The major advantage of this method is that the reader can inspect types, tactic states and outputs by #eval, #check etc.

It has the same issue that you can't comfortably mix Lean with Markdown. It supports only /-! style doc, and even if I hacked it to support /-- style, the render result messed with the indentation because alectryon breaks a code block into code blocks and comment blocks, so indentations are eaten.

A liter solution is to render annotations from LeanInk, which is JSON.

This way is semi-official because Lean 4 Manual uses it, but it's not easy to use thus not widely adopted.

  1. Listing Lean code in LaTeX like on overleaf is officially supported and used by many papers (not sure if they are using the same method or each has some improvements, but this is the baseline solution): https://leanprover.github.io/lean4/doc/syntax_highlight_in_latex.html

Other methods are mostly manual, you need to manually maintain the correctness of the Lean code and the tactic states, like in many online books about Lean.

Mario Carneiro (Sep 12 2023 at 10:35):

A variation on 2 which is worth mentioning is the framework developed by David Thrane Christiansen for FPIL: https://github.com/leanprover/fp-lean . I believe it is similar to the Lean 4 book but it has more features to check the correctness of code blocks against claimed outputs

Yufei Liu (Sep 12 2023 at 12:40):

thank you guys for such detailed reply, i'll check them out!
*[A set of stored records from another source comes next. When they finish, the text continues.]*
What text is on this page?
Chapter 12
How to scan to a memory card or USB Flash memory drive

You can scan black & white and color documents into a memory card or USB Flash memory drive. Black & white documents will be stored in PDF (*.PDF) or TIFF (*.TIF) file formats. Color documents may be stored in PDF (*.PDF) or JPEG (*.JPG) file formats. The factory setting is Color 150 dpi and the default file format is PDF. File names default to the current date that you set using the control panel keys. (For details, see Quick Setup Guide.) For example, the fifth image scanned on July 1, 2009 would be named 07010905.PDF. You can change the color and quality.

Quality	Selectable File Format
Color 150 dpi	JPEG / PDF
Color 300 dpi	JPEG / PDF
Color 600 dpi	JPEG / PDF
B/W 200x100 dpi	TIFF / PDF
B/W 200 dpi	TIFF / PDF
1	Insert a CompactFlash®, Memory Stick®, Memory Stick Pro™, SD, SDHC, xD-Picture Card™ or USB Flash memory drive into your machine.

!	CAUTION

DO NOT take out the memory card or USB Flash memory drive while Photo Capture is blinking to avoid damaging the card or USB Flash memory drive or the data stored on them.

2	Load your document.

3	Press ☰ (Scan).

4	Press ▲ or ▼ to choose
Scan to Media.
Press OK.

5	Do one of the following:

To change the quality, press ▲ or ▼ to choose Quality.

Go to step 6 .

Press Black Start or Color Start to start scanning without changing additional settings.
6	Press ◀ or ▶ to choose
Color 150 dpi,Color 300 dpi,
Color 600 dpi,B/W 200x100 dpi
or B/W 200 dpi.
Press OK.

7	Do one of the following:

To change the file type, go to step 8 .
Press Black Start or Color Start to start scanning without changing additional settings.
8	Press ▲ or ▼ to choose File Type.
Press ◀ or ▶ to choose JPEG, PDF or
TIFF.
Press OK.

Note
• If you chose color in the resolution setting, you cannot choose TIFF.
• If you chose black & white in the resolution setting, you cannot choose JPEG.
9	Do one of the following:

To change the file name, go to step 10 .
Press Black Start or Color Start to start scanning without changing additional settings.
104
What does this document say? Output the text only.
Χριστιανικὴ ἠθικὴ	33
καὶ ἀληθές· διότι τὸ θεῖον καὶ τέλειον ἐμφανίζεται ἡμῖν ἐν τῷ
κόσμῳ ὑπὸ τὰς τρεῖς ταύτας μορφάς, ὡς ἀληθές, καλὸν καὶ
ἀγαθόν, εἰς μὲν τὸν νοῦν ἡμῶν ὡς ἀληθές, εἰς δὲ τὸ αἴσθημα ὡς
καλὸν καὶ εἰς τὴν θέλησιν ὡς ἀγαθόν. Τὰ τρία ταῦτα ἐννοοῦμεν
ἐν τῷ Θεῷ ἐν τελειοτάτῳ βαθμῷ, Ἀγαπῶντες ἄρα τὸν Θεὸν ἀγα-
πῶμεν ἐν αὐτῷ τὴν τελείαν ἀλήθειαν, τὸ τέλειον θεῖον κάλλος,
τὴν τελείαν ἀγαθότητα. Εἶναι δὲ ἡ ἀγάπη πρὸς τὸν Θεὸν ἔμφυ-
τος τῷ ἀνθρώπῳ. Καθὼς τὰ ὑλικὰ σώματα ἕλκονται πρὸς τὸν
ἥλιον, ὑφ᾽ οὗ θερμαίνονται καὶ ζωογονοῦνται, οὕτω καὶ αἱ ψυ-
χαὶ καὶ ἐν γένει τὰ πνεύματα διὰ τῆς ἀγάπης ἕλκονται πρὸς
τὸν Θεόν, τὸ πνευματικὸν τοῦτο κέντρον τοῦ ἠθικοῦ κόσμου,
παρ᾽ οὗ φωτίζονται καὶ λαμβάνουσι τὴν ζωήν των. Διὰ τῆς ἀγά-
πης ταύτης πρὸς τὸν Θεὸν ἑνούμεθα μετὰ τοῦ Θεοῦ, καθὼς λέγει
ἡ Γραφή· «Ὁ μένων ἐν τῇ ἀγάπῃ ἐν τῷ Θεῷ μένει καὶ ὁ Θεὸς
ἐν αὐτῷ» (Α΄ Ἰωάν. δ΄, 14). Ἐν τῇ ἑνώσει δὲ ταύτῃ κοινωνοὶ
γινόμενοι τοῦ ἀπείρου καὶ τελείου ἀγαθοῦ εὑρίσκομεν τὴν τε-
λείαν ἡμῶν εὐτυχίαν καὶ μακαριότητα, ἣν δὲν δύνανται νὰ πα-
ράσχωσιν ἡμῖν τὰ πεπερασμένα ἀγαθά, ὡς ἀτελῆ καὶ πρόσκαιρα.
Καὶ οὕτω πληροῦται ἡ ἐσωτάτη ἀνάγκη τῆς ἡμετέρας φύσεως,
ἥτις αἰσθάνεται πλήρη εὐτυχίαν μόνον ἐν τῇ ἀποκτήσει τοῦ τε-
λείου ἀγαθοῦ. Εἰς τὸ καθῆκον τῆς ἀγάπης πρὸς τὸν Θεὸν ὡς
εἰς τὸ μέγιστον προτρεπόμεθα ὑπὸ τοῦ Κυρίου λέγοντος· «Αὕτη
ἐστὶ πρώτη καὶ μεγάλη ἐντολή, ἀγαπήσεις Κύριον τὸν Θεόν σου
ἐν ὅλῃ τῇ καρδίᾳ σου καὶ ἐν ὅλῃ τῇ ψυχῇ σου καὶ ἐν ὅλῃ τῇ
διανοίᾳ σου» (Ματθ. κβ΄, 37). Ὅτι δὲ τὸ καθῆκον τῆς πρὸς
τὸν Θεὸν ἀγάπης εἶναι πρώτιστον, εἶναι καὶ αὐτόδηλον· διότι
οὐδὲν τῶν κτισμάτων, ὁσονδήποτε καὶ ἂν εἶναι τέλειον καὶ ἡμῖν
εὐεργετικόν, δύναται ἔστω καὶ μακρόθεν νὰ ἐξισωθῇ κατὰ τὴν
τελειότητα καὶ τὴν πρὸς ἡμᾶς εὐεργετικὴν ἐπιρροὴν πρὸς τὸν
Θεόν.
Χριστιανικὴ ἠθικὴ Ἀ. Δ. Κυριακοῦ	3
Utensil Song (Sep 13 2023 at 03:01):

I've checked the features in https://github.com/leanprover/fp-lean , but it requires writing the Lean proof in a style that's friendly to regex match but human readers, and deviates from normal Lean proof, thus less desirable.

There's also a pain point that wrapping normal proofs in macros make it less "clickable" in VS Code. It's easy to click into the macro instead of the tactics, theorems etc.